Cuando me enseñabas la casa, tenía la impresión de que se trataba de un edificio para convenciones empresariales. En este terreno sí que acostumbra a ser necesario el secretismo, la discreción, el proyecto hecho a escondidas. Hay que vencer a la competencia con la sorpresa, hay que ocultar los últimos adelantos conseguidos, aprovechar la novedad de las campañas publicitarias, que deben desconocer los rivales, etc. Pero entre nosotros, para nuestras cosas, no. Ya lo sabéis lo dije y lo pedí a mi Padre en los últimos días de mi primera estancia: lo más importante es la comunión en la caridad...Tres grupos que dicen ser amigos míos y ni siquiera se saludan, que ni comparten una Cena, ¡qué horror! Nunca lo hubiera imaginado... A mí me gusta que mis amigos no pongan condiciones, como me gustan los médicos, los arquitectos, los bomberos y los payasos sin fronteras.
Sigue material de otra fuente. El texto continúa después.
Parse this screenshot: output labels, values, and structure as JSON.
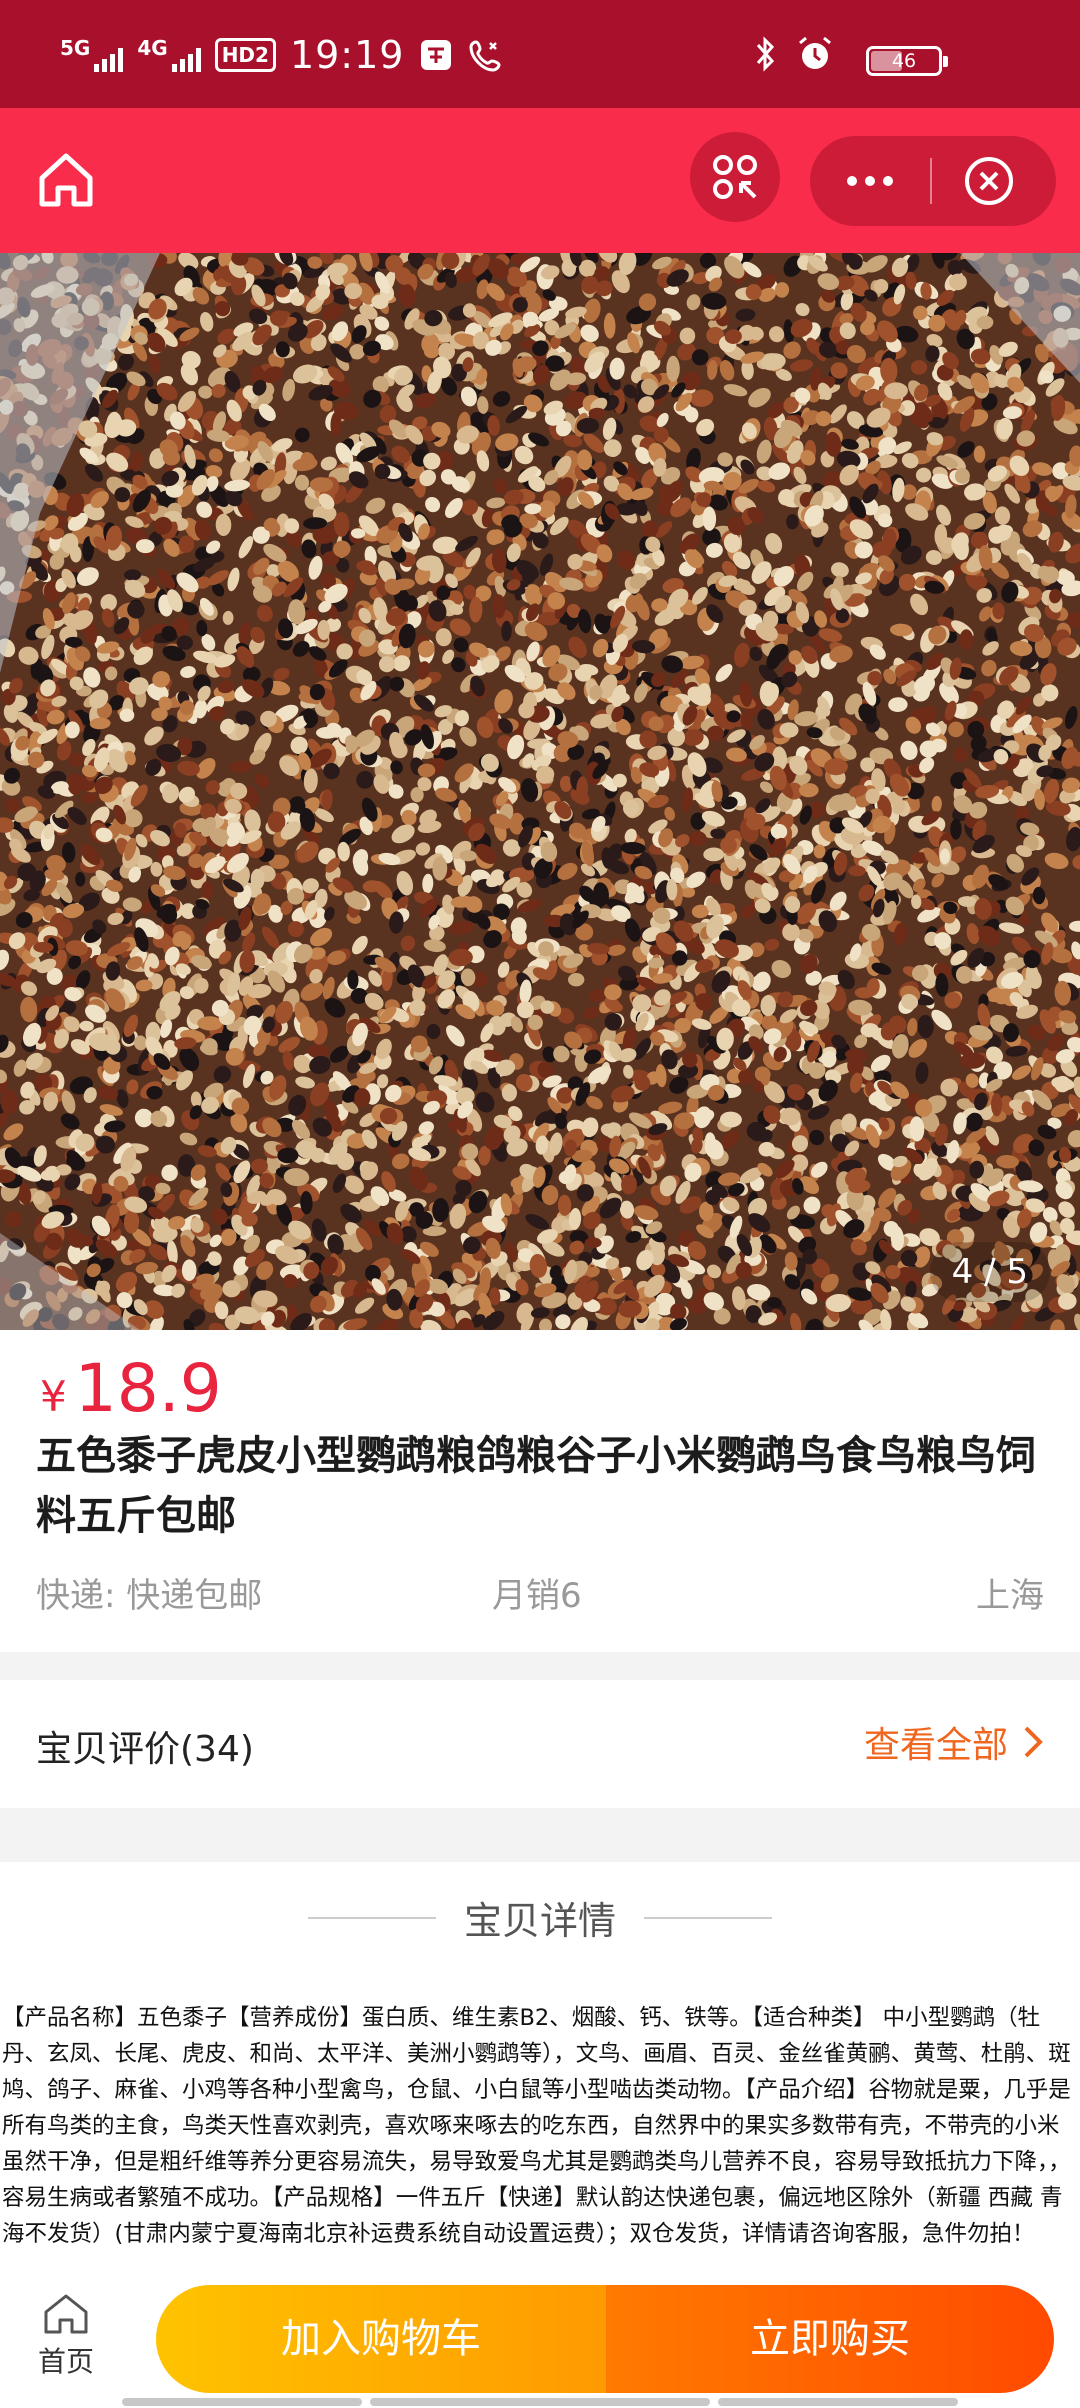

Al fin y al cabo ¿qué es lo que  importa, que un grupito de amiguetes se reúna o que se encuentren conmigo? ¿Lo importante son las animadas discusiones, las simpatías mutuas,  o la  gracia que yo les puedo proporcionar?

Y el Maestro marchó triste de aquella casa. Sin duda le tocaría volver, aunque el desconocimiento que había entre los diversos contingentes le preocupaba mucho. Pero ya se sabe, Él no dejaría de acudir si le invitaban, aunque no obrasen bien del todo. Siempre acudiría, ya que no perdía la esperanza de que un día, todos sus amigos celebrasen juntos la amistad que les unía, aun sin saberlo. Porque la amistad les unía a Él y juntos disfrutaban de la fe y la gracia. Hay que reconocerlo, lo más asombroso del Señor, es que nunca perdía la esperanza.